On 5/19/15 2:10 PM, Arnaldo Carvalho de Melo wrote:
>
> This all should use infrastructure in perf for symbol resolving,
> callcahins, etc.

yes. 100%

> Right, but if we do a:
>
> perf script -i perf.data bpf_file.c
>
> Then there would be a short circuit effect of just doing the
> aggregation and/or reporting.

That can work, but I don't see why I would use bpf for
scripting on top of perf.data. If trace is already collected,
the existing perl/python scripts will work fine.

> Well, we could have a tee like mode where perf.data file could be
> generated so that we could run it again after doing some change on the
> aggregation code, so that we wouldn't have to re-run the data collection
> parts, that could be about some condition hard to capture, etc.
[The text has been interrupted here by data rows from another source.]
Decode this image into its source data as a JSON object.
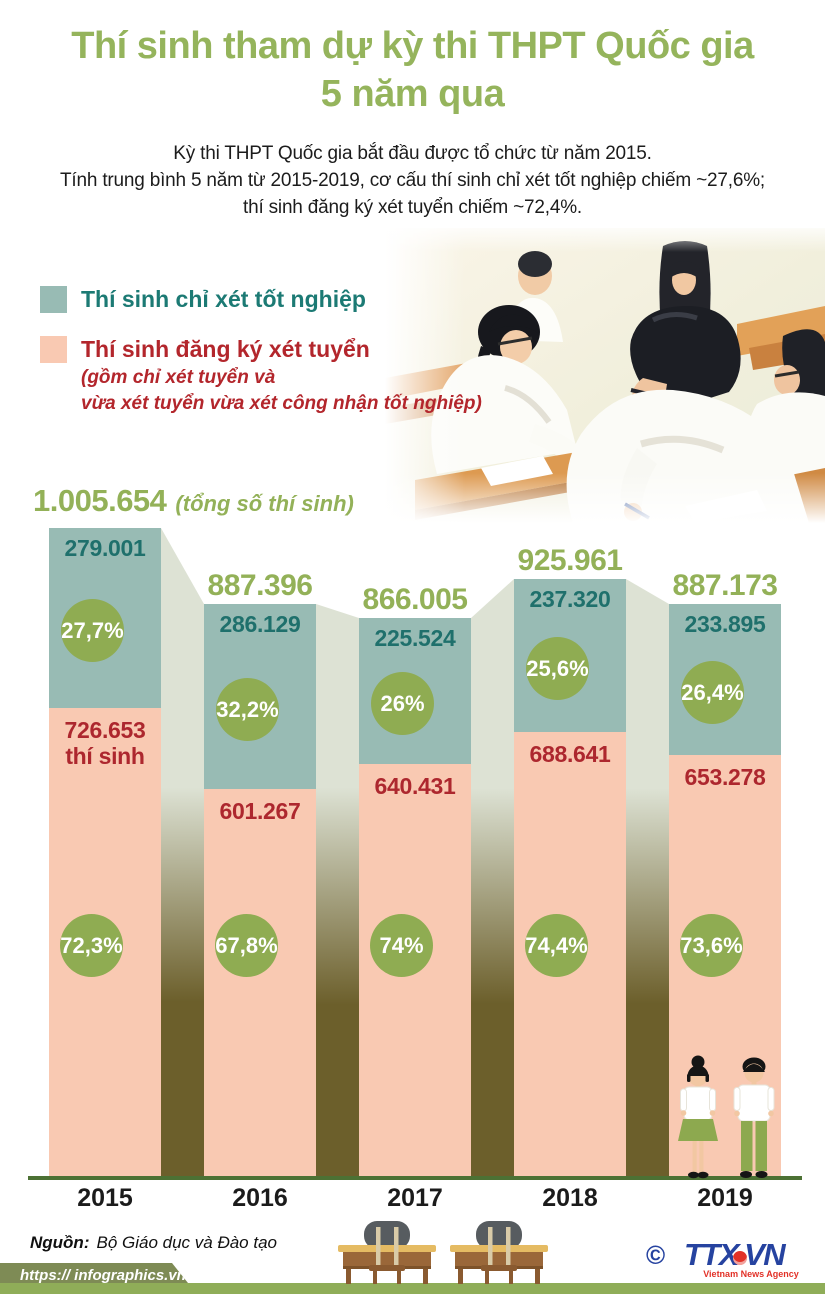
{
  "title": {
    "line1": "Thí sinh tham dự kỳ thi THPT Quốc gia",
    "line2": "5 năm qua"
  },
  "subtitle": {
    "line1": "Kỳ thi THPT Quốc gia bắt đầu được tổ chức từ năm 2015.",
    "line2": "Tính trung bình 5 năm từ 2015-2019, cơ cấu thí sinh chỉ xét tốt nghiệp chiếm ~27,6%;",
    "line3": "thí sinh đăng ký xét tuyển chiếm ~72,4%."
  },
  "legend": {
    "graduation_label": "Thí sinh chỉ xét tốt nghiệp",
    "admission_label": "Thí sinh đăng ký xét tuyển",
    "admission_note_line1": "(gồm chỉ xét tuyển và",
    "admission_note_line2": "vừa xét tuyển vừa xét công nhận tốt nghiệp)"
  },
  "chart_data": {
    "type": "bar",
    "title": "Thí sinh tham dự kỳ thi THPT Quốc gia 5 năm qua",
    "categories": [
      "2015",
      "2016",
      "2017",
      "2018",
      "2019"
    ],
    "totals": [
      1005654,
      887396,
      866005,
      925961,
      887173
    ],
    "total_labels": [
      "1.005.654",
      "887.396",
      "866.005",
      "925.961",
      "887.173"
    ],
    "first_bar_total_suffix": "(tổng số thí sinh)",
    "first_bar_bottom_suffix": "thí sinh",
    "series": [
      {
        "name": "Thí sinh chỉ xét tốt nghiệp",
        "values": [
          279001,
          286129,
          225524,
          237320,
          233895
        ],
        "percent_labels": [
          "27,7%",
          "32,2%",
          "26%",
          "25,6%",
          "26,4%"
        ]
      },
      {
        "name": "Thí sinh đăng ký xét tuyển",
        "values": [
          726653,
          601267,
          640431,
          688641,
          653278
        ],
        "percent_labels": [
          "72,3%",
          "67,8%",
          "74%",
          "74,4%",
          "73,6%"
        ]
      }
    ],
    "top_value_labels": [
      "279.001",
      "286.129",
      "225.524",
      "237.320",
      "233.895"
    ],
    "bottom_value_labels": [
      "726.653",
      "601.267",
      "640.431",
      "688.641",
      "653.278"
    ],
    "legend_position": "top-left",
    "grid": false
  },
  "colors": {
    "accent_green": "#93b158",
    "circle_green": "#8fac52",
    "teal_fill": "#98bbb4",
    "teal_text": "#1f706c",
    "pink_fill": "#f9c9b2",
    "red_text": "#ad272e",
    "gap_light": "#dde2d4",
    "gap_dark": "#6c5f2b",
    "baseline_green": "#4c7134",
    "strip_green": "#8fad58",
    "ribbon_olive": "#7e8b55",
    "logo_blue": "#2643a0",
    "logo_red": "#e23127"
  },
  "footer": {
    "source_label": "Nguồn:",
    "source_text": "Bộ Giáo dục và Đào tạo",
    "url": "https:// infographics.vn",
    "copyright": "©",
    "logo_text_left": "TTX",
    "logo_text_right": "VN",
    "logo_sub": "Vietnam News Agency"
  }
}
true, but again I don't think in such scenario you'd need bpf.
bpf is needed when the number of events is huge and the user
needs to aggregate/process them in-kernel.

>> I guess I'm saying let's not get too much ahead of ourselves ;)
>
> No problem, but then we need to talk at this moment not to add new stuff
> that we think should not be added, like 'perf bpf' :-)

ahh, that's where you going :) Sure. I don't mind avoiding that
unbearable abbreviation if we can :)
'perf script file.[oc]' command line works for me.